Rappers Lil Durk (red jacket) and Pooh Shiesty (black bubble jacket) filmed a music video in a packed Chicago nightclub this week. Chicago is one of the cities still on lockdown 10 months after the Corona hysteria first swept America.
In this photo from the music video, filmed inside a Chicago nightclub, no one is wearing a face mask or social distancing.
Okayplayer tackled the “skepticism… displayed within hip-hop circles” in an article titled “Hip-Hop Has An Anti-Vaccine problem.”
Young people live in an era of rising death counters, mask mandates and state lockdowns that are unprecedented in modern history.
The youth are reminded daily of “overwhelmed” hospitals and “surging cases” of Covid-19. But the male-dominated hip-hop industry continues to thrive despite the Corona fear mongering.
Rappers such as Royce da 5’9″, Freddie Gibbs, and Nas thumb their noses at vaccines. Their respective albums and EPs contain tracks with recurring themes of general distrust of the government and vaccine manufacturers.
Royce da 5’9″‘s Grammy-nominated album The Allegory contains a track titled “Tricked,” in which the 43-year-old links the flu vaccines to autism.

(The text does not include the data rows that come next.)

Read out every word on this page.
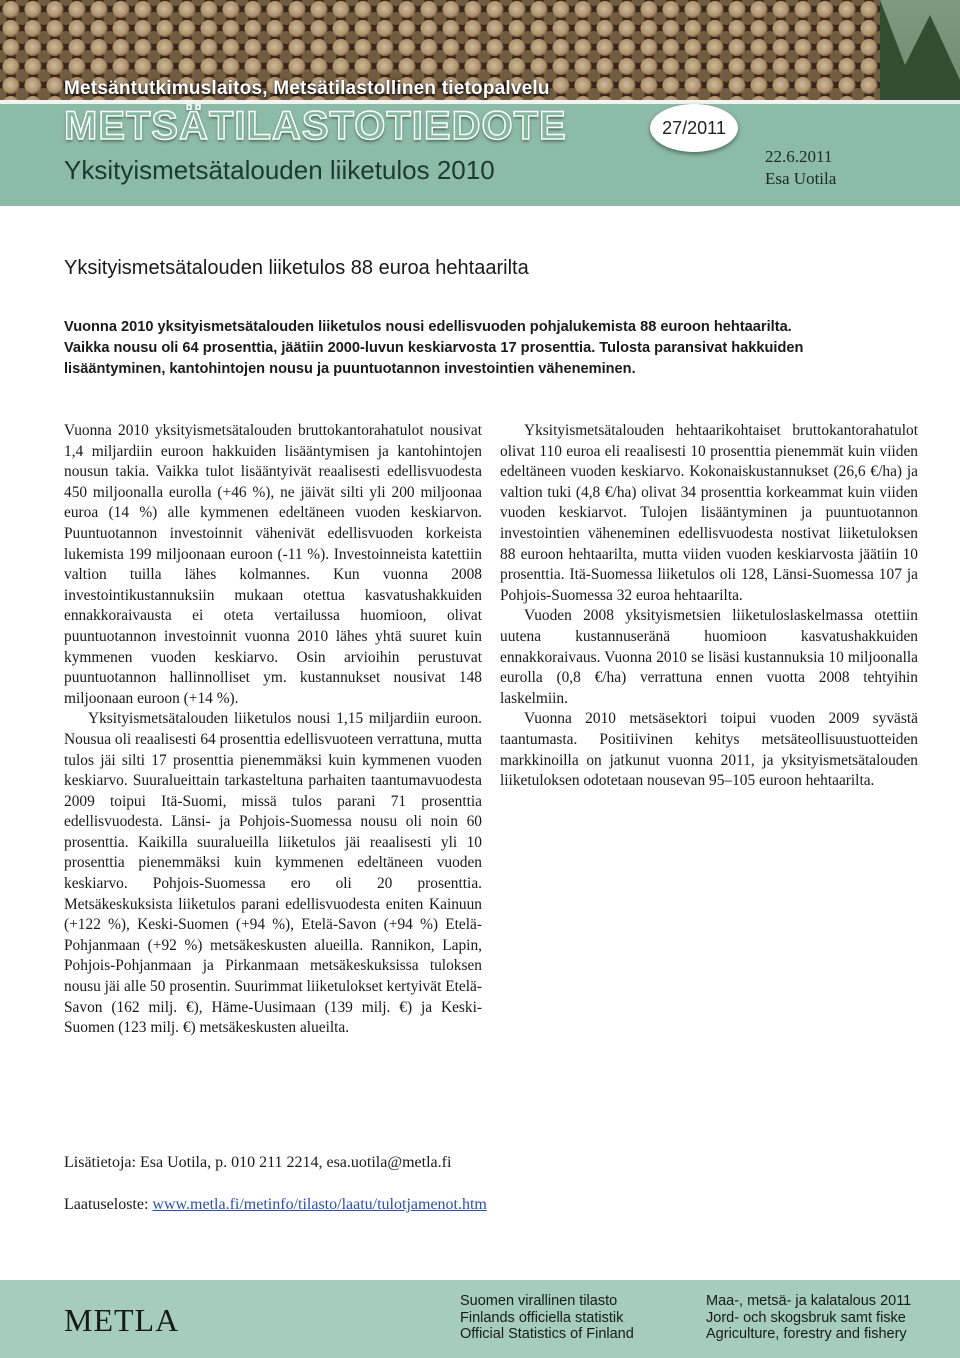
Metsäntutkimuslaitos, Metsätilastollinen tietopalvelu
METSÄTILASTOTIEDOTE	27/2011
Yksityismetsätalouden liiketulos 2010	22.6.2011
Esa Uotila
Yksityismetsätalouden liiketulos 88 euroa hehtaarilta
Vuonna 2010 yksityismetsätalouden liiketulos nousi edellisvuoden pohjalukemista 88 euroon hehtaarilta.
Vaikka nousu oli 64 prosenttia, jäätiin 2000-luvun keskiarvosta 17 prosenttia. Tulosta paransivat hakkuiden
lisääntyminen, kantohintojen nousu ja puuntuotannon investointien väheneminen.

Vuonna 2010 yksityismetsätalouden bruttokantorahatulot nousivat 1,4 miljardiin euroon hakkuiden lisääntymisen ja kantohintojen nousun takia. Vaikka tulot lisääntyivät reaalisesti edellisvuodesta 450 miljoonalla eurolla (+46 %), ne jäivät silti yli 200 miljoonaa euroa (14 %) alle kymmenen edeltäneen vuoden keskiarvon. Puuntuotannon investoinnit vähenivät edellisvuoden korkeista lukemista 199 miljoonaan euroon (-11 %). Investoinneista katettiin valtion tuilla lähes kolmannes. Kun vuonna 2008 investointikustannuksiin mukaan otettua kasvatushakkuiden ennakkoraivausta ei oteta vertailussa huomioon, olivat puuntuotannon investoinnit vuonna 2010 lähes yhtä suuret kuin kymmenen vuoden keskiarvo. Osin arvioihin perustuvat puuntuotannon hallinnolliset ym. kustannukset nousivat 148 miljoonaan euroon (+14 %).

Yksityismetsätalouden liiketulos nousi 1,15 miljardiin euroon. Nousua oli reaalisesti 64 prosenttia edellisvuoteen verrattuna, mutta tulos jäi silti 17 prosenttia pienemmäksi kuin kymmenen vuoden keskiarvo. Suuralueittain tarkasteltuna parhaiten taantumavuodesta 2009 toipui Itä-Suomi, missä tulos parani 71 prosenttia edellisvuodesta. Länsi- ja Pohjois-Suomessa nousu oli noin 60 prosenttia. Kaikilla suuralueilla liiketulos jäi reaalisesti yli 10 prosenttia pienemmäksi kuin kymmenen edeltäneen vuoden keskiarvo. Pohjois-Suomessa ero oli 20 prosenttia. Metsäkeskuksista liiketulos parani edellisvuodesta eniten Kainuun (+122 %), Keski-Suomen (+94 %), Etelä-Savon (+94 %) Etelä-Pohjanmaan (+92 %) metsäkeskusten alueilla. Rannikon, Lapin, Pohjois-Pohjanmaan ja Pirkanmaan metsäkeskuksissa tuloksen nousu jäi alle 50 prosentin. Suurimmat liiketulokset kertyivät Etelä-Savon (162 milj. €), Häme-Uusimaan (139 milj. €) ja Keski-Suomen (123 milj. €) metsäkeskusten alueilta.

Yksityismetsätalouden hehtaarikohtaiset bruttokantorahatulot olivat 110 euroa eli reaalisesti 10 prosenttia pienemmät kuin viiden edeltäneen vuoden keskiarvo. Kokonaiskustannukset (26,6 €/ha) ja valtion tuki (4,8 €/ha) olivat 34 prosenttia korkeammat kuin viiden vuoden keskiarvot. Tulojen lisääntyminen ja puuntuotannon investointien väheneminen edellisvuodesta nostivat liiketuloksen 88 euroon hehtaarilta, mutta viiden vuoden keskiarvosta jäätiin 10 prosenttia. Itä-Suomessa liiketulos oli 128, Länsi-Suomessa 107 ja Pohjois-Suomessa 32 euroa hehtaarilta.

Vuoden 2008 yksityismetsien liiketuloslaskelmassa otettiin uutena kustannuseränä huomioon kasvatushakkuiden ennakkoraivaus. Vuonna 2010 se lisäsi kustannuksia 10 miljoonalla eurolla (0,8 €/ha) verrattuna ennen vuotta 2008 tehtyihin laskelmiin.

Vuonna 2010 metsäsektori toipui vuoden 2009 syvästä taantumasta. Positiivinen kehitys metsäteollisuustuotteiden markkinoilla on jatkunut vuonna 2011, ja yksityismetsätalouden liiketuloksen odotetaan nousevan 95–105 euroon hehtaarilta.

Lisätietoja: Esa Uotila, p. 010 211 2214, esa.uotila@metla.fi
Laatuseloste: www.metla.fi/metinfo/tilasto/laatu/tulotjamenot.htm
METLA
Suomen virallinen tilasto
Finlands officiella statistik
Official Statistics of Finland
Maa-, metsä- ja kalatalous 2011
Jord- och skogsbruk samt fiske
Agriculture, forestry and fishery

“From day one at the hospital they target our children/Say they gonna immunize ’em they somehow get autism.”
On the song “FUBU,” he raps: “My son got autism from injection by syringes.”
In an interview with Complex.com, Royce didn’t apologize for his anti-vaxx views, which he says are not dangerous.
“It’s not a danger, because I’m speaking the facts,” he said. “People who are against the anti-vaxxers, where are their facts at? What facts do they have? Was there something that America told them? Because I operate under the edict that America is guilty until proven innocent.”
Last year, Freddie Gibbs, Killer Mike, and Pusha T collaborated on the track “Palmolive,” which contains this rap by Gibbs: “Maxine Waters, f**k your poison, keep your vaccines off us.”
Nas’s anti-vaccine lyrics date back to 2001’s classic Stillmatic. on the song “What Goes Around,” he rapped: “doctors injectin’ our infants with the poison.”
Newcomer rapper NLE Choppa also uses his platform to spread his anti-vaxx views.
“Stay away from the vaccines, I repeat stay away from THEM VACCINES,” the 18-year-old tweeted on Dec. 13.
Atlanta-based rapper Offset, of the group Migos, expressed his distrust of Pfizer’s vaccine, which was approved by the FDA for emergency use on Dec. 11.
Offset referenced a viral photo that shows three out of 4 vaccine recipients who allegedly contracted Bell’s palsy after getting the vaccines. But the photo has since been debunked.
Rap legend Pete Rock questioned the legitimacy of giving vaccines to healthy people who aren’t at risk for the virus.
“Vaccine shit is real stupid. How you giving vaccine to people who arent sick?” he tweeted.